GPU acceleration is required only for specific use cases, typically involving customization of the ingestion flows or ingestion logic. For example, writing alternate ingest logic in OpenRAG that uses GPUs directly in the container, or customizing the ingestion flows to use Langflow's Docling component with GPU acceleration instead of OpenRAG's Docling Serve service.

Wait for the OpenRAG containers to start, and then confirm that all containers are running:

Docker
docker compose ps

Podman
podman compose ps

The OpenRAG Docker Compose files deploy the following containers:

Container Name	Default address	Purpose
OpenRAG Backend	http://localhost:8000	FastAPI server and core functionality.
OpenRAG Frontend	http://localhost:3000	React web interface for user interaction.
Langflow	http://localhost:7860	AI workflow engine.
OpenSearch	http://localhost:9200	Datastore for knowledge.
OpenSearch Dashboards	http://localhost:5601	OpenSearch database administration interface.

When the containers are running, you can access your OpenRAG services at their addresses.

Access the OpenRAG frontend at http://localhost:3000, and then continue with the application onboarding process.

If you provided Google OAuth credentials, you must sign in with Google before you are redirected to your OpenRAG instance.

Complete the application onboarding process

The first time you start the OpenRAG application, you must complete the application onboarding process to select language and embedding models that are essential for OpenRAG features like the Chat.

To complete onboarding, you must configure at least one language model and one embedding model.

You can use different providers for your language model and embedding model, such as Anthropic for the language model and OpenAI for the embedding model. Additionally, you can select multiple embedding models.

Anthropic
IBM watsonx.ai
Ollama
OpenAI (default)

info

Anthropic doesn't provide embedding models. If you select Anthropic for your language model, you must select a different provider for the embedding model.

Enter your Anthropic API key, or enable Use environment API key to pull the key from your OpenRAG .env file.
Under Advanced settings, select the language model that you want to use.
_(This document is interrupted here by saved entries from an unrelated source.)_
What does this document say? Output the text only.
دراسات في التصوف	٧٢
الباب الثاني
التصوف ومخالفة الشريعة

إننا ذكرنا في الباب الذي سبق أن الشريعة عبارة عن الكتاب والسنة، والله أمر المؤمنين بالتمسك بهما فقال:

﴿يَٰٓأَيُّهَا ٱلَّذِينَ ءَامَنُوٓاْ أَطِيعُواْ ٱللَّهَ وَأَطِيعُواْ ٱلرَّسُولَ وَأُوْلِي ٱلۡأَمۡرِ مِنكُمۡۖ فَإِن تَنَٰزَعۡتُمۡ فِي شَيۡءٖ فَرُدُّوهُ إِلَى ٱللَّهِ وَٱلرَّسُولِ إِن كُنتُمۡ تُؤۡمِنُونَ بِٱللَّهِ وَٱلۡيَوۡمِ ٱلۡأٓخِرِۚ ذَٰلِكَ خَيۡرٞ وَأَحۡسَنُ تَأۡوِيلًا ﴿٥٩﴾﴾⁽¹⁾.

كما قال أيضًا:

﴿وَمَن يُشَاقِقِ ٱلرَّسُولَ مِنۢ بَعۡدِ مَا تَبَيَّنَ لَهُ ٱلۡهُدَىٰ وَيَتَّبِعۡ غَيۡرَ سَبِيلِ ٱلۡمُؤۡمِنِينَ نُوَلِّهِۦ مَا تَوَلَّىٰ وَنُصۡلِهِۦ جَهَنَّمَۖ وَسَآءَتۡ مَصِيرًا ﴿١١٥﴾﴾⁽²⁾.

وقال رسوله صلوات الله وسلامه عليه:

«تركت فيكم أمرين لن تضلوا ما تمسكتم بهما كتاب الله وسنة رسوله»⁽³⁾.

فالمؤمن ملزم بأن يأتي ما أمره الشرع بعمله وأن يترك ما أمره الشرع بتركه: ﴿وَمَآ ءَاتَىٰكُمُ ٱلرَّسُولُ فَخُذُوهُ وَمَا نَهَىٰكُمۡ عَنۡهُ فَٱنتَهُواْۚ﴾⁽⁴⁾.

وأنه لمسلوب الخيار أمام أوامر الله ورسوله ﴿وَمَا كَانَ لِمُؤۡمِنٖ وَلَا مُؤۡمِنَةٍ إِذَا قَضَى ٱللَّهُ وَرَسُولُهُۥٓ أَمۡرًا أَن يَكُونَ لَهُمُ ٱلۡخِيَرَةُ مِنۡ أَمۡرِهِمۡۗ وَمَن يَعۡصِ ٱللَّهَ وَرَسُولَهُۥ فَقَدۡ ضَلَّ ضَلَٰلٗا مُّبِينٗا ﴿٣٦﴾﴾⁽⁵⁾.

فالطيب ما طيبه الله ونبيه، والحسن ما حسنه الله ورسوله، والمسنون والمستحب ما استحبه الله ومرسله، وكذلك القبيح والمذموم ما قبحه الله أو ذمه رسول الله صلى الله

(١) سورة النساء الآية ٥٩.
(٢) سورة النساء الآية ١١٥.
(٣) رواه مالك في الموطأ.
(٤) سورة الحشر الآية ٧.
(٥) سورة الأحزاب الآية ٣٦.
Language models must support tool calling to be compatible with OpenRAG. Incompatible models aren't listed.
Click Complete.
Select a provider for embeddings, provide the required information, and then select the embedding model you want to use. For information about another provider's credentials and settings, see the instructions for that provider.
Click Complete.

After you configure the embedding model, OpenRAG uses your credentials and models to ingest some initial documents. This tests the connection, and it allows you to ask OpenRAG about itself in the Chat. If there is a problem with the model configuration, an error occurs and you are redirected back to the application onboarding screen. Verify that the credential is valid and has access to the selected model, and then click Complete to retry ingestion.
Continue through the overview slides for a brief introduction to OpenRAG, or click Skip overview. The overview demonstrates some basic functionality that is covered in the quickstart and in other parts of the OpenRAG documentation.

info

OpenRAG isn't guaranteed to be compatible with all models that are available through IBM watsonx.ai.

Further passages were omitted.